The experts at CJ Pony Parts provided much of the insight on the early Mustang. They also tell us that the inside door lock knob should be color matched to the interior for 1964-1/2, whereas in 1965 Ford switched over to chrome lock knobs. Given the age of these cars, though, it’s possible that it was replaced at some time.
In addition to the grille, the 1965 and 1966 are much easier distinguish. The body didn’t change, but the trim is differs between the two years. Three horizontal bars were added to the quarter trim for 1966, giving it more of a sporty appearance. This was for the standard models only, the quarter trim is gone for the GT models, introduced in 1965.
The GT model has similar styling cues as the standard model, which will help identify the year. But a stripe along the rocker panel, encompassing a lettered “Mustang” emblem, separates the GT from the standard model.
Above the stripe is a smaller, shield-type emblem, instead of the galloping Mustang with vertical bars. You can see the plain quarter panel above, lacking the trim that is present on the standard models. The 1965 GT models also had round gauges like the 1966.
The fastback version was introduced in 1965; it has a trunk like the coupe does, but will have a different C-pillar and back window. There is a louvered quarter window trim on the standard and GT model fastbacks, but the lower quarter trim that is on the coupes will be gone.
To spot the difference between the 1965 and 1966, refer to the grille, as mentioned above. If you see a triple stripe along the rocker panel with a lettered “Mustang” emblem, that identifies the car as a GT model for both 1965 and 1966, just like the coupes.
1967-68 Mustang, Non-Shelby
The headlamp bezel on the 1967-68 extends to the edge of the grille, and eliminates the filler piece that showed up on the earlier models. This distinguishes the 1967-68 from earlier models, and differences between the two are much easier to spot.
Like the earlier Mustangs, the grille is different between 1967 and 1968. For 1967 there will be a horizontal cross bar, and for 1968 there will be a halo around the grille opening. Both grilles have a similar crate pattern, and will have a slightly larger grille surround.

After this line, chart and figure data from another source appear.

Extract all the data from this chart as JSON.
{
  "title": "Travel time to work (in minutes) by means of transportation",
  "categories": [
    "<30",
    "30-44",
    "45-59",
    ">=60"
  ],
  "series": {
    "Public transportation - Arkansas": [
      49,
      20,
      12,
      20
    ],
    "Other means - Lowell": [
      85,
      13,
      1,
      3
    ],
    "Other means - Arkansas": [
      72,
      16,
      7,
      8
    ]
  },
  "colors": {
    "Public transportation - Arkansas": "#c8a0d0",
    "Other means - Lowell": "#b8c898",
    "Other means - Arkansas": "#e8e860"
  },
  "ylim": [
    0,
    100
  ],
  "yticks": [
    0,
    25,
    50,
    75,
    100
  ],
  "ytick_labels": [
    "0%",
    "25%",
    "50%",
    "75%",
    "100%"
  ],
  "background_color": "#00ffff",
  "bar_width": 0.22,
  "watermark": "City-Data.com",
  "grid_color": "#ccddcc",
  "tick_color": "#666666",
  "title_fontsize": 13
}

Clear front signal lenses started showing up in 1967, also, with amber bulbs.
The quarter treatment is unique to each year. The 1967 model will have a dual ‘scoop’, whereas the 1968 has a smaller insert . and another difference that is much easier to spot are the side marker lights on the 1968, both front and rear, as seen below.
1965-66 Shelby Mustang
The Shelby came out in 1965 and will have a G.T. 350 stripe on the rocker panel. The grill for 1965 is honeycomb, while 1966 has the slotted grille. The grille emblem is off to the left side, and the front hood molding is gone, as are the fender emblems.
In 1965, the Shelby has a louvered quarter window, but in 1966 there will be a glass quarter window. Down lower, there is a scoop added to 1966, while the 1965 is plain. You will also find dual stripes up and over the center of the car and down the rear body panel.
1967-68 Shelby Mustang
The 1967 and 1968 Shelby Mustangs have quite simple features to distinguish. The 1967 hood extends all the way to the front, where the 1968 hood meets up to the nose extension, which is unique to the Shelby for 1968. You can also see the round driving lamps on the 1967, and the square lamps on the 1968, switching from inboard in ’67 to outboard in ’68.
From the rear, the tail lamps are slightly different as well. The 1967 will be a full panel with a bit of point at the outer center; the 1968 will have vertical separations in the trim, and a smoother outer edge.
While this may not help you to become an expert with all versions and options on the 1964-1/2-1968 Mustang, hopefully our Spotters Guide will help you to distinguish what year the Mustang is, and with some of the cues on the Shelby you’ll be able to spot the clones from the real thing.